The non-profit health insurer operates an approach to delivering care that emphasizes coordination among providers, led by a patient’s primary care physician.
The model is part of an industry trend to pay more to doctors and hospitals who show measurable improvement in patient care. President Barack Obama’s healthcare reform law has helped fuel adoption of these arrangements.
CareFirst said savings under what it calls its “patient-centered medical home” program in 2014 climbed to $345 million compared with projected spending under traditional fee-for-service care. That was up from $130 million saved the previous year. The savings are shared with physicians who meet goals such as reducing hospital admissions and readmissions.
Baltimore-based CareFirst said growth in overall medical spending slowed to a rate of 2 percent, compared with annual increases averaging 7.5% before the program began in 2011.
“To see sustained overall increases as low as we are now seeing is dramatic,” CareFirst Chief Executive Chet Burrell said.
CareFirst’s medical home program covers just under 1.1 million people, roughly a third of the company’s 3.4 million members in Maryland, Washington, D.C., and northern Virginia. More than 4,300 primary care physicians and nurses participate.
Burrell, in an interview, attributed the slow rate of medical cost growth to a sharp decline in hospitalizations.
Patients under the care of a medical home physician last year had 5.1% fewer hospital admissions and spent 10.7% fewer days in the hospital than those seeing physicians outside of the program. Readmissions were 8.5% lower.
Next year, CareFirst will test the concept with Medicare beneficiaries in a pilot program involving about 35,000 patients, Burrell said.
More than 100 medical home initiatives are under way in the United States, according to an analysis published in June in the Journal of the American Medical Association Internal Medicine.

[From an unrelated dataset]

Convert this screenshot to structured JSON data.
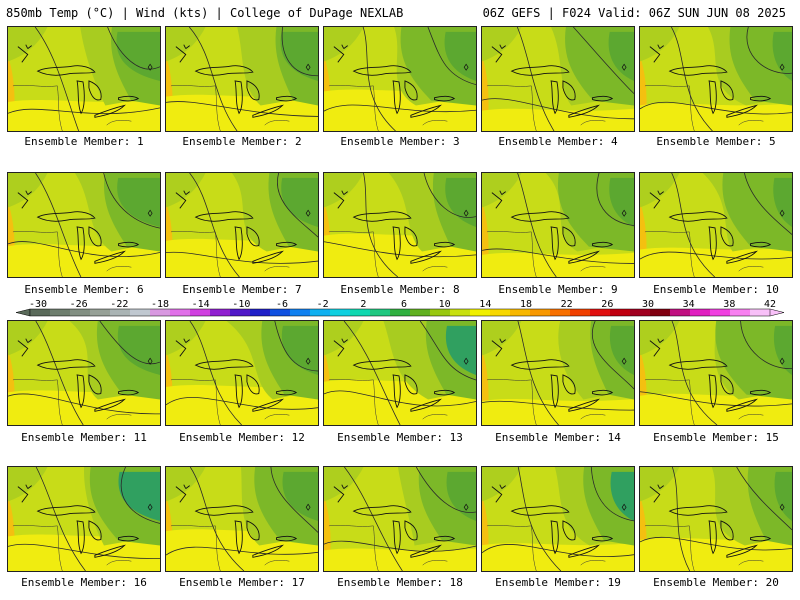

Reviews of such programs so far have found mixed results on quality of care and little evidence of cost reductions, but most looked at practices that did not include shared savings for providers, the researchers said.
The study, which also evaluated a medical home pilot in Pennsylvania that included financial incentives for physicians, found that program achieved quality improvements and reduced use of emergency and hospital care.